Andrzej Duda

i

Autor: PAP/Leszek Szymański

Andrzej Duda w wywiadzie dla ukraińskiej telewizji o F-16, Białorusi i ataku na Polskę

2023-02-19 20:37

Podczas rozmowy w ukraińskiej stacji telewizyjnej 1+1, Andrzej Duda opowiadał o tym, ile Polska ma samolotów w F-16 i jak Unia Europejska czy NATO, mogłyby w tej kwestii pomóc Ukrainie.

Andrzej Duda udziela wywiadu ukraińskiej telewizji

Treść wywiadu z Andrzejem Dudą została w niedzielę zamieszczona na stronie internetowej Kancelarii Prezydenta RP. Podczas rozmowy, prezydent był pytany, czy Polsce trudno jest podjąć decyzję o przekazaniu myśliwców Ukrainie.

- Oczywiście, nie jest to dla nas łatwa decyzja. Proszę pamiętać, że nie jesteśmy krajem, który byłby potentatem, jeżeli chodzi o wojskowe siły lotnicze, w szczególności jeżeli chodzi o odrzutowce - odpowiedział Andrzej Duda.

Zaznaczył, że Polska ma też partię jeszcze posowieckich samolotów Mig-29.
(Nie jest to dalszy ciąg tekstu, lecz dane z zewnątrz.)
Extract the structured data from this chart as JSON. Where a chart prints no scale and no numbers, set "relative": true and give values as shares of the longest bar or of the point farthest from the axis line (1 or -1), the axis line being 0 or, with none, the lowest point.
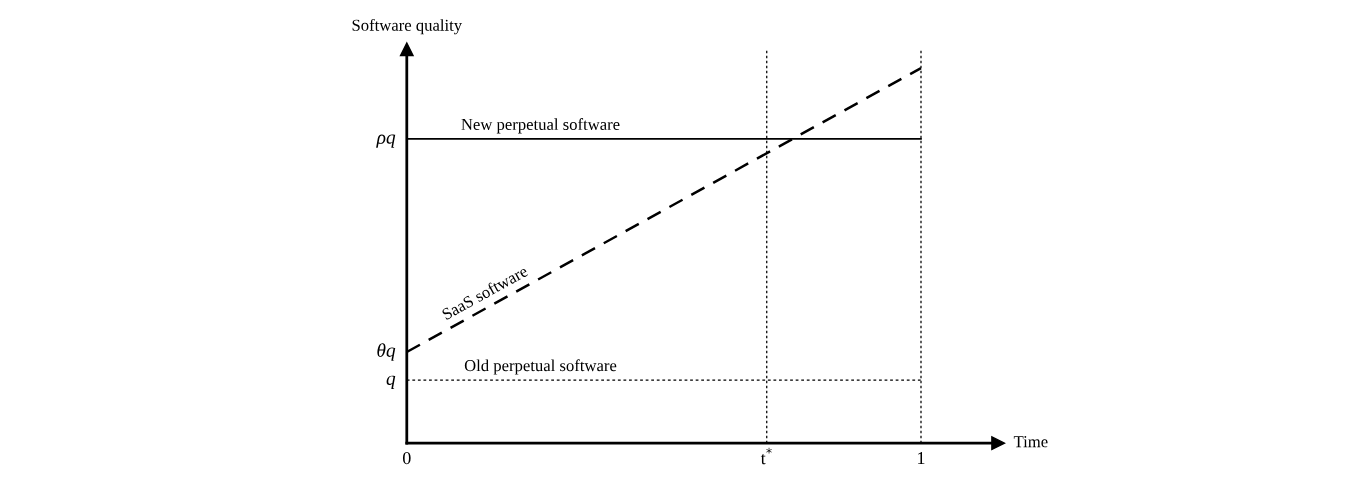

- Ale oprócz tego mamy samoloty F–16, które kupiliśmy ze Stanów Zjednoczonych w ramach programu modernizacji polskich sił powietrznych. Tych samolotów jest tylko 48, więc jest ich niewiele (...). W tej chwili dokonujemy zakupu samolotów. Mamy zamówione ze Stanów Zjednoczonych dwie eskadry samolotów F–35. Kupujemy również samoloty myśliwskie, nowoczesne, nowe, z Korei Południowej. Niedawno podpisaliśmy kontrakt. Spodziewamy się, że jeszcze w bieżącym roku te samoloty do Polski zostaną dostarczone – FA–50 - powiedział prezydent.

Dodał też, jak ważne dla Polski są samoloty F-16.

- Dzisiaj fakty są takie, że samolotów F–16, nowoczesnych, które w znakomity sposób chronią naszą przestrzeń powietrzną i pozwalają nam też realizować misję Air Policing w innych krajach Sojuszu Północnoatlantyckiego, mamy tak naprawdę za mało. Więc oddanie jakiegokolwiek z tych samolotów jest bardzo, bardzo kontrowersyjną, poważną decyzją, tym bardziej że one potrzebują bardzo istotnego zaplecza serwisowego. To jest bardzo skomplikowana technologia, która potrzebuje bardzo poważnej obsługi, to jest bardzo skomplikowany proces, w związku z czym my nie mamy wątpliwości, że to wymagałoby szerszej akcji ze strony NATO - podkreślił prezydent.

Andrzej Duda był również pytany, czy wojna w Ukrainie była nie do uniknięcia i czy rzeczywiście nic nie można było zrobić.

- Obawiam się, że nie można było niczego zrobić, a w każdym razie na pewno nie można było niczego zrobić w tym ostatnim momencie, kiedy ta wojna rzeczywiście była już tuż, tuż, za moment miała się rozpocząć, bo Rosjanie od dłuższego czasu gromadzili jednostki wojskowe. My mieliśmy informacje, że te liczby przekraczają już 150 tysięcy żołnierzy, że powoli zaczynają się zbliżać do 200 tysięcy żołnierzy rosyjskich zgromadzonych wokół granic Ukrainy i spodziewaliśmy się, że dojdzie do jakiejś formy agresji - powiedział prezydent.

Zaznaczył, że prowadzono wysiłki dyplomatyczne i wszyscy mieli cichą nadzieję, że jednak Rosja tego ataku nie dokona, ale - jak dodał prezydent - wszyscy wiemy doskonale, co stało się 24 lutego ub. roku.

Andrzej Duda podkreślił też, że Polska od dłuższego czasu ma na względzie to, że rosyjski imperializm obudził się na nowo, bo to zobaczyliśmy już w Gruzji w 2008 roku.

- Później w 2014 roku, nie mieliśmy wątpliwości, że to nie żadni separatyści zajmują obszary Ługańska, Doniecka. Wiadomo było, kto okupuje Krym, więc wiedzieliśmy dokładnie, że to jest po prostu rosyjska inwazja na Ukrainę, choć skrywana, maskowana określeniami: +separatyści+ - podkreślił prezydent.